The have their own olive oil.


This 90 point Chianti Rufina is readily available in the Florence area. “The 2007 Chianti Rufina Riserva shows the open, opulent personality that makes this vintage so alluring. Ripe, silky tannins frame a core of red fruits, flowers and spices, all of which come together with unsual grace. Though medium in body, there is wonderful generosity to the fruit, not to mention fabulous overall balance. Anticipated maturity: 2010-2015.”


This is a tartar of beef with parmesan.


And on a more modern note, a tartar of tuna with avocado and tomato.


And one of white fish (perhaps even yellowtail) with citrus and a light frise-type salad. Certainly showing those Matsuhisa type influences.

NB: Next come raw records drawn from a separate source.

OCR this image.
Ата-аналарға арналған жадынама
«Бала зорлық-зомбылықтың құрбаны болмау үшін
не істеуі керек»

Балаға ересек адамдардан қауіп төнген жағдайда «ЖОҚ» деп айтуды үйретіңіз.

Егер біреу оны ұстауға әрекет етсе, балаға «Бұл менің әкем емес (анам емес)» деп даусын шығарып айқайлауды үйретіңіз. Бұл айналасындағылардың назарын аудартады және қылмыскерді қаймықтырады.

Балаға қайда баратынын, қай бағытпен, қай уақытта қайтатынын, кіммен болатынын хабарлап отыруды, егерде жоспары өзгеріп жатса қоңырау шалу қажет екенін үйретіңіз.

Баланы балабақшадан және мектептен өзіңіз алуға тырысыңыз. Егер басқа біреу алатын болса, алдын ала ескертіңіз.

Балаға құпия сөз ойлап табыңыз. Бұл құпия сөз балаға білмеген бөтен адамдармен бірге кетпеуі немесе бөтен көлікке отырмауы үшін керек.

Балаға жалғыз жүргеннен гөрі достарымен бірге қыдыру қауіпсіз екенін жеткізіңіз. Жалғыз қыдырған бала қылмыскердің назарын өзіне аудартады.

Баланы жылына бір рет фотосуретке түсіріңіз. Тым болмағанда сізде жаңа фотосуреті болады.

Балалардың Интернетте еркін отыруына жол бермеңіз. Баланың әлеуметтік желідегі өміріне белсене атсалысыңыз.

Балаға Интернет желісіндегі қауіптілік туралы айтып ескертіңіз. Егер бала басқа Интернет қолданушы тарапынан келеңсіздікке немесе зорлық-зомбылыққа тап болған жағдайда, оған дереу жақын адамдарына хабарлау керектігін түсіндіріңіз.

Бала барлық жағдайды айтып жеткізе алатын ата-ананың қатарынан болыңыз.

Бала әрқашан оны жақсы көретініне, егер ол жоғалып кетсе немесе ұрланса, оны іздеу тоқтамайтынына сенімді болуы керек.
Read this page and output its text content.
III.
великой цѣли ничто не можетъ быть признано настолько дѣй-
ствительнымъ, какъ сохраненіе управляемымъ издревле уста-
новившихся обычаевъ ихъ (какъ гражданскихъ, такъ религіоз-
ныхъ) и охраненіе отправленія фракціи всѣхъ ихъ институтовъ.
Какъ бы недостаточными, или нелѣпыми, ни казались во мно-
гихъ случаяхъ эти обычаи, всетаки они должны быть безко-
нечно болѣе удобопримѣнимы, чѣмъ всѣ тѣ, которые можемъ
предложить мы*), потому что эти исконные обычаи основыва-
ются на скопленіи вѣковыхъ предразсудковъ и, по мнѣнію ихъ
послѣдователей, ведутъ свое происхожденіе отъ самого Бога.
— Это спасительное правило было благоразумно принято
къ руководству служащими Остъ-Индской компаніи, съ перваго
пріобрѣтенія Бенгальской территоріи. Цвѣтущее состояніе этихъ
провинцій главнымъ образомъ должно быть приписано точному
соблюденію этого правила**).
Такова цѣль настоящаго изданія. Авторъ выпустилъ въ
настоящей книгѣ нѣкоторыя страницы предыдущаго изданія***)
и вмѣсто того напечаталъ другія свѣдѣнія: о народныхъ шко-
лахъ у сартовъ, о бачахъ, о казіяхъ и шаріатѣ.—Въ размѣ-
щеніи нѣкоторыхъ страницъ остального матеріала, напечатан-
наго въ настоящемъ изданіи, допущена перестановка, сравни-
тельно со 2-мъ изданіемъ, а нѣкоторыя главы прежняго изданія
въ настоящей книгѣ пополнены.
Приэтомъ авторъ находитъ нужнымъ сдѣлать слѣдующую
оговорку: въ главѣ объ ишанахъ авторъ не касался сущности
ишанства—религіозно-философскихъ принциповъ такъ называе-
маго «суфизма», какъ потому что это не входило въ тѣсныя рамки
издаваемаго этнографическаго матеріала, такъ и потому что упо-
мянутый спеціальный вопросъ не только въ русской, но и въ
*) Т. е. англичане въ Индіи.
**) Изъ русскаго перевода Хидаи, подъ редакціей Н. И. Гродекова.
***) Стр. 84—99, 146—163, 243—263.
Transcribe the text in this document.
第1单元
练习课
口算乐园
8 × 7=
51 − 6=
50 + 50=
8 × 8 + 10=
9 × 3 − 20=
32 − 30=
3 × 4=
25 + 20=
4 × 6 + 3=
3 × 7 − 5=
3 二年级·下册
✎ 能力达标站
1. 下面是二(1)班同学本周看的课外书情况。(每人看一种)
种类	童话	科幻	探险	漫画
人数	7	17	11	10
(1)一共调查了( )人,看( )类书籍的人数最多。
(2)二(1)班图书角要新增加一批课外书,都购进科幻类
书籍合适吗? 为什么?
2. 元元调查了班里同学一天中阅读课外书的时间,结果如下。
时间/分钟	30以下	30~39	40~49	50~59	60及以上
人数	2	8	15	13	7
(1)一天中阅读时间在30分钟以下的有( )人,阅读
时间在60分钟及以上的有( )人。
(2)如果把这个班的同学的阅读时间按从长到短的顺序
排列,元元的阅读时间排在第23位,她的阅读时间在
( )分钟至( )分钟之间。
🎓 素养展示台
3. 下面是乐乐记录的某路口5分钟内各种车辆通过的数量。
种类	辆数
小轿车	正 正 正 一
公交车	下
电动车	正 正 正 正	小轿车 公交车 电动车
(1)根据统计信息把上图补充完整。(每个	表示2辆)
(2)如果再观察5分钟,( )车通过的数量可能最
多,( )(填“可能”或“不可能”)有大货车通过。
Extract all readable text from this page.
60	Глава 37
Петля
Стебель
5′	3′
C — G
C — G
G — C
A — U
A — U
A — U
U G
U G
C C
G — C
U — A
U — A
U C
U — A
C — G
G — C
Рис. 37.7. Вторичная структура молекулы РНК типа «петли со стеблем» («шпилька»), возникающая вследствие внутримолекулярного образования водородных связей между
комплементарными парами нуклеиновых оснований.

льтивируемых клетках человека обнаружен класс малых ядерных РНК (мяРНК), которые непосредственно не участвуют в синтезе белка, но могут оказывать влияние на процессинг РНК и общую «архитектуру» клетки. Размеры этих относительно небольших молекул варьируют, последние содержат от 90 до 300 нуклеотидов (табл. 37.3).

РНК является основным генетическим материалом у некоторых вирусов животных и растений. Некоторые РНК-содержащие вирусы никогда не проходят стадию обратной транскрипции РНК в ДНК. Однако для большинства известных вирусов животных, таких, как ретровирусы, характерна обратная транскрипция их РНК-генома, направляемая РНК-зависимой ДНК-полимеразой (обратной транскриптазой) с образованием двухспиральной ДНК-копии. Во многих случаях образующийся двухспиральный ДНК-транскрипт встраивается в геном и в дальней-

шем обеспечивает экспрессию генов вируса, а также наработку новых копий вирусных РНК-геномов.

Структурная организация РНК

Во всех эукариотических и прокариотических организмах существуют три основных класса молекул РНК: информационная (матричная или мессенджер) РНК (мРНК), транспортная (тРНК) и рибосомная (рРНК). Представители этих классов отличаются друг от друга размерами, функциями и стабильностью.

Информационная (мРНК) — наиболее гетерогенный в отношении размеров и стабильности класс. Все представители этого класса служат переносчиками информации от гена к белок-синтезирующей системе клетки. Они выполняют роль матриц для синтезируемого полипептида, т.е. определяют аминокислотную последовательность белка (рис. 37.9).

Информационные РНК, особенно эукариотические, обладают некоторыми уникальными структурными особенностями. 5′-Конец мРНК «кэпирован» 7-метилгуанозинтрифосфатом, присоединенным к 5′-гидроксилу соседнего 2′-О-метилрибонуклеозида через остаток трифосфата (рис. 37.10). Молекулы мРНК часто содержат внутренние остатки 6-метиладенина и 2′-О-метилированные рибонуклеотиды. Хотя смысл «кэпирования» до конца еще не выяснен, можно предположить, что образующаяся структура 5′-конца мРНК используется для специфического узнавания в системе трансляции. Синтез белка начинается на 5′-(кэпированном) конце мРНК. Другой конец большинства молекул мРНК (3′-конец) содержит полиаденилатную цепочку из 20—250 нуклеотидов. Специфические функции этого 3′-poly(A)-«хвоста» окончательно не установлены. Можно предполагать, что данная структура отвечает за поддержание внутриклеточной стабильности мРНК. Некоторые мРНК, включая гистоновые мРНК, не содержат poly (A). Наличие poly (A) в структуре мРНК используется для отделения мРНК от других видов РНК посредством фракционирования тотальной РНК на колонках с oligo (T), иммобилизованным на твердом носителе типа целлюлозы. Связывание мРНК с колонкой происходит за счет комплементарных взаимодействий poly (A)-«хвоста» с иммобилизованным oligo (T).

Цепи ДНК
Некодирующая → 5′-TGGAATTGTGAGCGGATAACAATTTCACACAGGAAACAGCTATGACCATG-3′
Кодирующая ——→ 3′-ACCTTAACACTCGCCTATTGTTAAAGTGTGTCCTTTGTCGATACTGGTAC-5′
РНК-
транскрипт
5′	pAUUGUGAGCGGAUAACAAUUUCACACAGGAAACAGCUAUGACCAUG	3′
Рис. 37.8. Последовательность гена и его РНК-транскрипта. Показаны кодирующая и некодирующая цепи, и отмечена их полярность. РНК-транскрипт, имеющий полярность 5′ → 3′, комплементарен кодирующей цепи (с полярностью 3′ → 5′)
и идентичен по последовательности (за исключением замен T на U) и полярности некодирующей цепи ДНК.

The Nove IX take on the mixed salad.


Risotto with spigola (sea bass), lemon, and Florentine zucchine.


Spaghettini with pesto of zucchini flowers.


Paccheri (wide pasta) with tomatos, mozzarella and fried eggplant.


Shellfish ravioli in creme of zucchine sauce.


Trofie alla genovese. Traditional twisted little pasta with pesto (basil, olive oil, garlic, parmesan, and pine-nuts) as well as a bit of sliced potato and green beans. This was the best pesto I had until we got to Liguria (where pesto comes from).


Chopped chicken with green beans and balsamic sauce. Not so far off from a chinese dish!

Nothing at all wrong with Nove IX. The food was great, and it was a welcome change to see a little bit more updated menu without compromising at all on quality.